In 2016, Johnston released The Making of Donald Trump, a journalistic account of the rise of businessperson-turned-presidential candidate Donald Trump, with Melville House Publishing.[19] At the time he wrote the book, Johnston had known Trump for 28 years. The book soon became a New York Times bestseller.[20]

His latest book, published in 2018, is It's Even Worse Than You Think: What the Trump Administration is Doing to America, an investigative piece that details actions taken by Trump and his appointees at the departmental level, and how these actions affect Americans' rights and civil protections.[21]

Temples of Chance: How America Inc. Bought Out Murder Inc. to Win Control of the Casino Business (1992) ISBN 978-0-385-41920-8

Perfectly Legal: The Covert Campaign to Rig Our Tax System to Benefit the Super-Rich–and Cheat Everybody Else (2003) ISBN 1-59184-019-8

Free Lunch: How the Wealthiest Americans Enrich Themselves at Government Expense and Stick You With The Bill (2007) ISBN 978-1-59184-191-3

The Fine Print: How Big Companies Use "Plain English" to Rob You Blind (2012) ISBN 978-1-591-84358-0 [22]

Divided: The Perils of Our Growing Inequality (2014)

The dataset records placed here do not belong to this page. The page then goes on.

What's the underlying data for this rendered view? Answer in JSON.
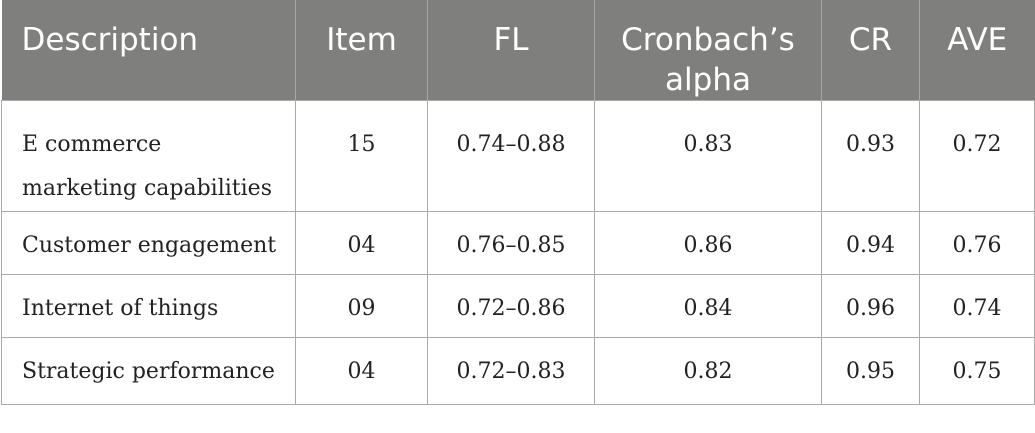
{
  "table": {
    "headers": [
      "Description",
      "Item",
      "FL",
      "Cronbach’s alpha",
      "CR",
      "AVE"
    ],
    "rows": [
      {
        "description": "E commerce marketing capabilities",
        "item": "15",
        "fl": "0.74–0.88",
        "alpha": "0.83",
        "cr": "0.93",
        "ave": "0.72"
      },
      {
        "description": "Customer engagement",
        "item": "04",
        "fl": "0.76–0.85",
        "alpha": "0.86",
        "cr": "0.94",
        "ave": "0.76"
      },
      {
        "description": "Internet of things",
        "item": "09",
        "fl": "0.72–0.86",
        "alpha": "0.84",
        "cr": "0.96",
        "ave": "0.74"
      },
      {
        "description": "Strategic performance",
        "item": "04",
        "fl": "0.72–0.83",
        "alpha": "0.82",
        "cr": "0.95",
        "ave": "0.75"
      }
    ]
  }
}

The Making of Donald Trump (August 2016) ISBN 978-1612196329

Johnston, David Cay (January 2018). It's Even Worse Than You Think; What the Trump Administration is Doing to America (Hardcover ed.). New York: Simon & Schuster. ISBN 9781501174162.

Personal life

Johnston was born in San Francisco, California, the son of Gretchen E. and Leslie Jules Johnston, a chef.[23] Johnston is married to Jennifer Leonard.[24] They live in Brighton, New York, a suburb of Rochester. They have eight children and five grandchildren.